JosephusCheung/GuanacoOnConsumerHardware

Try Multimodal version with Colab Free T4 demo:

This repository is for Guanaco model with 4-bit quantized weights. The model benefits from two novel techniques introduced by GPTQ: quantizing columns in order of decreasing activation size and performing sequential quantization within a single Transformer block. These innovations enable compact, consumer-level multilingual models to function effectively.

The Guanaco model aims to provide a minimal multilingual conversational model capable of handling simple Q&A interactions, with a comprehensive understanding of grammar, rich vocabulary, and stability similar to that of large-scale language models, for use as a human-computer interface.

However, due to the limitations of consumer hardware, it is impossible for models with the performance level of ChatGPT3.5/GPT4 to run independently. Our model, with a reduced number of parameters, can still operate on older hardware generations, requiring less than 6GB of memory after 4-bit quantization. The only constraint is the speed, which depends on the actual hardware configuration.

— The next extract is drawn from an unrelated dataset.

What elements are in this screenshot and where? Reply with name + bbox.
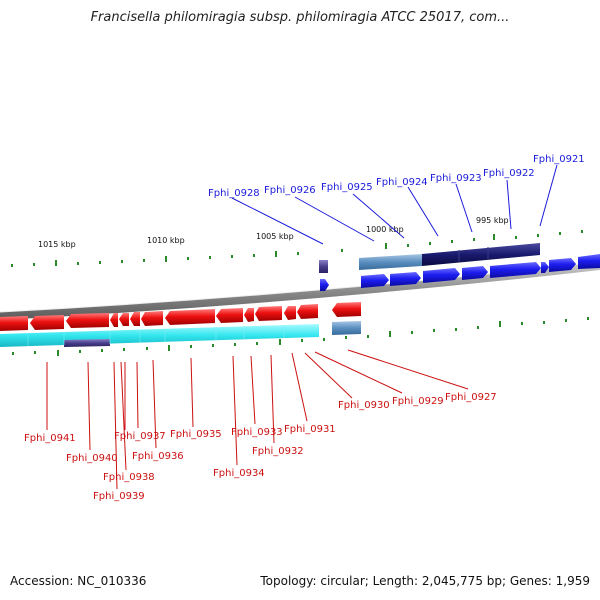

Instead of competing with large models like ChatGPT, we pursue a different approach: a functionally complete language model without any inherent knowledge or computational ability. We achieve this by integrating APIs for knowledge acquisition (e.g., querying online resources like Wikipedia or utilizing Wolfram|Alpha for calculations) to provide accurate information to users, rather than relying on the model's learning and understanding capabilities. The primary goal is to create a stable large-scale language model for human-computer interaction.

An example of this approach is processing long articles or PDF documents. With traditional ChatGPT3.5 API's single-threaded operation, text must be divided into segments and matched with user input, which is inefficient. Our minimal multilingual model can analyze text sentence by sentence, generating multiple human-readable questions for each sentence. It can then establish logical connections between these questions using a Question-Answer tree structure and algorithms like PageRank to provide users with answers based on preliminary logical analysis.

Furthermore, our model can be applied to summarizing web search results. These use-cases, which are challenging for large models due to cost, scale, and frequency limitations, are more feasible on local, small-scale, consumer-level hardware. This direction represents the next step in our efforts.